The patient was planned for angioplasty of the mid RCA. A Judkins right guiding catheter was used to engage the RCA. A PT Graphix wire (Boston Scientific) was selected to cross the lesion. While advancing the stent (an Integrity 2.75mm x 18mm stent, Medtronic), a test injection showed spasm and a filling defect in the proximal RCA. Moreover, the tortuosity was straightened upon crossing with the wire and stent (Figure 3). The patient was asymptomatic, with no ECG or hemodynamic warnings. Nitroglycerin was of no help to relieve the “spasm”. The stent was withdrawn to the catheter, with some relief in the spasm, but the filling defects still existed and the vessel did not regain its serpentine curves (Figure 4). The wire was partially withdrawn. The spasm relieved with no filling defect and the vessel returned to its previous serpentine shape (Figure 5). The stent was positioned with much difficulty, because the straightened, pleated artery could not be matched to the serpentine artery in the reference image. The severity of the lesion can be judged from the “waist” in the stent during deployment (Figure 6). The stent was fully deployed at 10 atm with no waist (Figure 7). Post stent deployment, the wire was withdrawn partially. The spasm and filling defects vanished, with the restoration of the baseline curvatures in the RCA (Figure 8). Final appearance after the complete withdrawal of the PT Graphix wire showed normal curvatures of the RCA and no artifact (Figure 9).

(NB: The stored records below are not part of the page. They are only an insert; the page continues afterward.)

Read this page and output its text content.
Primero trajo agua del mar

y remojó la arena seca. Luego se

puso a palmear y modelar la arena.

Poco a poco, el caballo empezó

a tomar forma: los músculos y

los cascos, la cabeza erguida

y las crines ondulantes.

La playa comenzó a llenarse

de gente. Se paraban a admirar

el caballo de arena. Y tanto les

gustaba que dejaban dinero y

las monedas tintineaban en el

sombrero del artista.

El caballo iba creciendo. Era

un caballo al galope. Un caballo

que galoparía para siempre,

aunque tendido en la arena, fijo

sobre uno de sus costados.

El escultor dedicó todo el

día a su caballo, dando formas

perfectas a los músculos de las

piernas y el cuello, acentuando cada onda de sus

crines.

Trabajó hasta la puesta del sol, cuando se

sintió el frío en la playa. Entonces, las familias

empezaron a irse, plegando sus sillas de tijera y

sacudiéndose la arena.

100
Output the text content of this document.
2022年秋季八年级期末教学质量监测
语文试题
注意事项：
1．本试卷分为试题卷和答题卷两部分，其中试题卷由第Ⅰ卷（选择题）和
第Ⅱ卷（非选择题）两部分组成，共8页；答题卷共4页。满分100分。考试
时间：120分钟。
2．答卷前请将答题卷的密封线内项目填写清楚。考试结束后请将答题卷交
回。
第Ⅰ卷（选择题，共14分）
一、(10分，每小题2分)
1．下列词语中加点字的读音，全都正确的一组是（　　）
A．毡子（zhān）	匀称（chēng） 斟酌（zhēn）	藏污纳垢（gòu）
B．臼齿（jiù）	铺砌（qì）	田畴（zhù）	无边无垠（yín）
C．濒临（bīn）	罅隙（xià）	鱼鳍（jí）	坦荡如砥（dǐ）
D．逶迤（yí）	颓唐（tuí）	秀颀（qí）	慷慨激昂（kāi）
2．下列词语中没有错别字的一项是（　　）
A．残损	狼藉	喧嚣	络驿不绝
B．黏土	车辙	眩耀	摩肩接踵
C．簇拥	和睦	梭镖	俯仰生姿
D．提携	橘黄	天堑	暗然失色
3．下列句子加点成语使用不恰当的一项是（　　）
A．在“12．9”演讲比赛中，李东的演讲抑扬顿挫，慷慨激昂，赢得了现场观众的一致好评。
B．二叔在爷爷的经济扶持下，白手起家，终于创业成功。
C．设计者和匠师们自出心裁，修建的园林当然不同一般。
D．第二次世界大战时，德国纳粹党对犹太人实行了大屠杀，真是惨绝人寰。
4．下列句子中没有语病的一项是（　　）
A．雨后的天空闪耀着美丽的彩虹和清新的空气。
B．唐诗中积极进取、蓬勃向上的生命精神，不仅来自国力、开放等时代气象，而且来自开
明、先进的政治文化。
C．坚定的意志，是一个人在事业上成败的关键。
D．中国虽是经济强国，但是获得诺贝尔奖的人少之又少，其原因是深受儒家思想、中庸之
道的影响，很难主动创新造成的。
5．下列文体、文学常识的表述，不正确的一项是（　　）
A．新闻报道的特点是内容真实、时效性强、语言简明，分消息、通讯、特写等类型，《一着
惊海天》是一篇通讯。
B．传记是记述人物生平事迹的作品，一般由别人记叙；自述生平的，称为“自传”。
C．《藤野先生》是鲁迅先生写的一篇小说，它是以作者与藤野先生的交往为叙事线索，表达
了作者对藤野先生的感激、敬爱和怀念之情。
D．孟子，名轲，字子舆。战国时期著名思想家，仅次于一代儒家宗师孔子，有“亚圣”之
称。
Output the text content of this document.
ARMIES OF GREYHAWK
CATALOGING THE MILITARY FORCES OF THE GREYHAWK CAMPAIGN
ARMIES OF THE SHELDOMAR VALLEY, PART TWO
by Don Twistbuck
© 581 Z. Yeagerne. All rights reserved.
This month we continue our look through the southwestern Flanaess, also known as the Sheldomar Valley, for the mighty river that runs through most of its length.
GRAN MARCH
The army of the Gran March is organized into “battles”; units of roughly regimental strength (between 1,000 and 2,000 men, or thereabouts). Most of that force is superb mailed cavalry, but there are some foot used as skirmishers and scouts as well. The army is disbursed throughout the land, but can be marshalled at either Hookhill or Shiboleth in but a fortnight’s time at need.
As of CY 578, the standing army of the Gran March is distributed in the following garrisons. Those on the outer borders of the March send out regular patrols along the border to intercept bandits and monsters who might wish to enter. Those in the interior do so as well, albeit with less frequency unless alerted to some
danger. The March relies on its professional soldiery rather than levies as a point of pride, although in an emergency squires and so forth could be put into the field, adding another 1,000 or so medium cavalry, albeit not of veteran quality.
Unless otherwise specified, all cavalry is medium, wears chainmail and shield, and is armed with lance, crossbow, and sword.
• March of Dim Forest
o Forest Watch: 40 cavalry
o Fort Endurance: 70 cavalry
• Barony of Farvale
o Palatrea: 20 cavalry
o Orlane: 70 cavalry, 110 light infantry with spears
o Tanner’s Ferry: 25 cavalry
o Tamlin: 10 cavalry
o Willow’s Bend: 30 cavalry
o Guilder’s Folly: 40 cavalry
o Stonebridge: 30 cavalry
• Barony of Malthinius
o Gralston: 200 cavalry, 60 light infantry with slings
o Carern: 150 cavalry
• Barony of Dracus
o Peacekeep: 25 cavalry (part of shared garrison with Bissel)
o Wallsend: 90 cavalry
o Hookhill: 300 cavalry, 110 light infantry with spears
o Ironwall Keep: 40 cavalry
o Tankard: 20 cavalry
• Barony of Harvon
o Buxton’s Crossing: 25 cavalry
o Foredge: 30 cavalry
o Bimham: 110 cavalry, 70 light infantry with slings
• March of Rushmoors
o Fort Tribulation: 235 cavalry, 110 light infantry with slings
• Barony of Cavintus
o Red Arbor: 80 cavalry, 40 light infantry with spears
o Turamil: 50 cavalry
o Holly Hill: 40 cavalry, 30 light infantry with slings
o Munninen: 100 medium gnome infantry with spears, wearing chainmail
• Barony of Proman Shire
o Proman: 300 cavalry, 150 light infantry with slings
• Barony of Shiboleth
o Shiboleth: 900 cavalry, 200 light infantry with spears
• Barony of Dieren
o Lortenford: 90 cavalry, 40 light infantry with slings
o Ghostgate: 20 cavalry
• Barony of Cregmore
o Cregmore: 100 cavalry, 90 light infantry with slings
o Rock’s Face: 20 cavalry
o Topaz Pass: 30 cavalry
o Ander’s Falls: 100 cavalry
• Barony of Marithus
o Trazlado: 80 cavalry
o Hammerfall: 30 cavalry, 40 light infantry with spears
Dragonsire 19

In a tortuous artery, the guide wire at times does not conform to the curves in the artery. Instead, the artery conforms to the straighter guide wire by getting enfolded (pleated). The folds in the lumen cause narrowing of the lumen with filling defects mimicking spasm and clots, respectively. At times, the dye stains between the folds, giving the appearance of dissection. Nitroglycerin is ineffective to relieve the spasm. Patients usually tolerate these changes well. These artifacts usually occur at arterial segments away from the segment being treated. All changes disappear on partial or complete withdrawal of the guide wire, and curvatures in the artery are restored. Positioning the stent in this case was quite difficult, because the lesion in the straightened artery could not be matched with the reference serpentine artery. Intravascular ultrasound (IVUS) or better, optical computed tomography (OCT), would have been far more helpful in positioning the stent (had these technologies been available). The wire was withdrawn and the artery regained its curvatures. The stent was positioned with reference to the proximal radio-opaque part of the PT Graphix wire. Pleating is in no way similar to volvulus, as volvulus would mean twisting of the artery around a pedicle and wiring, if at all, will untwist, rather than causing volvulus. Moreover, volvulus will be catastrophic due to acute total occlusion. In telescoping, intusseption, or invagination, the proximal part of the artery would go with the wire into the distal part. This was not the case here, because when the wire was crossed across the tortuosities into the distal RCA, the artery retained its serpentine curves. When the wire was advanced into posterior descending artery, the artery was straightened and pleated in a jerk-like fashion (we wish we could record that beautiful phenomenon). We could find only one case report where pleating occurred in the left main coronary artery and circumflex artery during PCI on the circumflex.1


  1. Degirmencioglu A, Zencirci E, Karakus G. “Pleating artifact” in circumflex and left main coronary arteries resembling dissection during PCI. Cath Lab Digest. 2013 Oct; 21(10). Available online at Accessed September 23, 2015.